You might be wondering whether it is possible to publish Actor tasks. The answer is: sort of. Instead of publishing tasks directly, you can create a new unique Actor from your task using the Actor metamorph feature and publish the Actor instead.
This allows you to leverage Actor features such as input schema to define user-friendly input fields for your Actor or add a README.md file containing documentation for the new Actor.
In this example, we will publish an Actor task of the apify/web-scraper Actor that scrapes all articles from a selected category at Economist.com website.
First, create a new task of the apify/web-scraper Actor and set the following input configuration:
Start URL is the first page of the category we want to scrape
https://www.economist.com/united-states/?page=1
Pseudo-URL is a pattern that matches all the subsequent pages
https://www.economist.com/united-states/?page=[\d+]
Link selector is
a
A page function that is executed on each page the crawler visits:
async function pageFunction(context) {
// request is an instance of Apify.Request (https://sdk.apify.com/docs/api/request)
// $ is an instance of jQuery (http://jquery.com/)
const request = context.request;
const $ = context.jQuery;
const pageNum = parseInt(request.url.split('?page=').pop());
context.log.info(Scraping ${context.request.url});
// Extract all articles.
const articles = [];
$('article').each((index, articleEl) => {
const $articleEl = $(articleEl);
// H3 contains 2 child elements where first one is topic and second is article title.
const $h3El = $articleEl.find('h3');
// Extract additonal info and push it to data object.
articles.push({
pageNum,
topic: $h3El.children().first().text(),
title: $h3El.children().last().text(),
url: $articleEl.find('a')[0].href,
teaser: $articleEl.find('.teaser__text').text(),
});
});
// Return results.
return articles;
}
Now that you have created the task, click the "Create Actor from task" button in the top-right menu:
After confirmation, the system creates a new Actor and opens its page. If you go to the Source tab and open the main.js
file, you will see that it contains the whole Actor task configuration, and in the last line it contains Apify.metamorph()
call to metamorh your Actor run to apify/web-scraper.
const Apify = require('apify');
Apify.main(async () => {
// Get input of the Actor. Input fields can be modified in INPUT_SCHEMA.json file.
// For more information, see https://apify.com/docs/actor/input-schema
const input = await Apify.getInput();
console.log('Input:');
console.dir(input);
// Here you can prepare your input for Actor apify/web-scraper this input is based on a Actor
// task you used as the starting point.
const metamorphInput = {
"startUrls": [
{
"url": "https://www.economist.com/united-states/?page=1",
"method": "GET"
}
],
"pseudoUrls": [
{
"purl": "https://www.economist.com/united-states/?page=[\\d+]",
"method": "GET"
}
],
"useRequestQueue": true,
"linkSelector": "a",
// ... here are other fields such as pageFunction that we omit for simplicity
};
// Now let's metamorph into Actor apify/web-scraper using the created input.

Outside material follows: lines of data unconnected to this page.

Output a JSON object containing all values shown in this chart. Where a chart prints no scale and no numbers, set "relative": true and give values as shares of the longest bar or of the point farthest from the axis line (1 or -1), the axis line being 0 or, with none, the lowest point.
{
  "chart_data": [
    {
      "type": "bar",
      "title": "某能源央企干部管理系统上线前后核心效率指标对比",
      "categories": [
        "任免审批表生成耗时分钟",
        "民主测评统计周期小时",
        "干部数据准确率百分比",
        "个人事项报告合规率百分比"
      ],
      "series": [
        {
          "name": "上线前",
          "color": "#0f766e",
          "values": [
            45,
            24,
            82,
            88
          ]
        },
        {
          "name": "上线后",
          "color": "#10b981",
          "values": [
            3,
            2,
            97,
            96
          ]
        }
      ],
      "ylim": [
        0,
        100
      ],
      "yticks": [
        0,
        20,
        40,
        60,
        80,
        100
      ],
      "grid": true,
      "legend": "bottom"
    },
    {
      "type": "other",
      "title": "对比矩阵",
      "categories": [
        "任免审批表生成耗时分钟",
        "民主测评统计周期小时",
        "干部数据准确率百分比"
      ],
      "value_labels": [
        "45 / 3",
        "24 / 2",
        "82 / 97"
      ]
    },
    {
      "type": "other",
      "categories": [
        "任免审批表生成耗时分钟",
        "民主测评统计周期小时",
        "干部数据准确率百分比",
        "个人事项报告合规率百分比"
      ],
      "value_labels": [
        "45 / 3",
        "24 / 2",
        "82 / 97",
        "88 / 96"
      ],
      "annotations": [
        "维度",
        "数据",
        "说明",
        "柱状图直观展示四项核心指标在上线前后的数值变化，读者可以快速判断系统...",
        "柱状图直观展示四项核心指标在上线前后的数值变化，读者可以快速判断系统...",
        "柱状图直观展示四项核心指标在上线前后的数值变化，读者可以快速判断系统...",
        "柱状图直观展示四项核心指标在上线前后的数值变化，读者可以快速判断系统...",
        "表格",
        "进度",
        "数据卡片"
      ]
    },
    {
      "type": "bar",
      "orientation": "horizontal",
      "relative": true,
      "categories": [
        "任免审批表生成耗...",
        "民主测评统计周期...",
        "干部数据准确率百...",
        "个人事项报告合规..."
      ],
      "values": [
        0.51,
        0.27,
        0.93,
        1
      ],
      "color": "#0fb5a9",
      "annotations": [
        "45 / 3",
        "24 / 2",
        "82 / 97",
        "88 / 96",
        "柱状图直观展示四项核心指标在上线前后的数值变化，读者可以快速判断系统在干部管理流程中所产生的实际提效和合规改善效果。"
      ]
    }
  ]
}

await Apify.metamorph('apify/web-scraper', metamorphInput);
});
To learn more about the metamorph feature, please see the documentation.
Now, let's say we want to enable users of the new Actor to select a category on the Economist.com for Actor input. To do that, we just need to update the following lines of code:
"startUrls": [
{
"url": "https://www.economist.com/united-states/?page=1",
"method": "GET"
}
],
"pseudoUrls": [
{
"purl": "https://www.economist.com/united-states/?page=[\\d+]",
"method": "GET"
}
],
to use the category from the input:
"startUrls": [
{
"url": `https://www.economist.com/${input.category}/?page=1`,
"method": "GET"
}
],
"pseudoUrls": [
{
"purl": `https://www.economist.com/${input.category}/?page=[\\d+]`,
"method": "GET"
}
],
Then we just need to update the INPUT_SCHEMA.json
file to include a text field for the category selection:
{
"title": "My input schema",
"type": "object",
"schemaVersion": 1,
"properties": {
"category": {
"title": "Category",
"type": "string",
"description": "Economist.com category to be scraped",
"editor": "textarea",
"prefill": "briefing"
}
}
}
After you build the Actor, you will see the automatically generated user interface for the input:
Now, what remains is to write a short description and document all the features of the new Actor in the README.md file and then we can finally publish using the Publication tab:
And that's it, you have just published a task as a new Actor. You can check this example in Apify Store as the mtrunkat/economist-category-scraper Actor.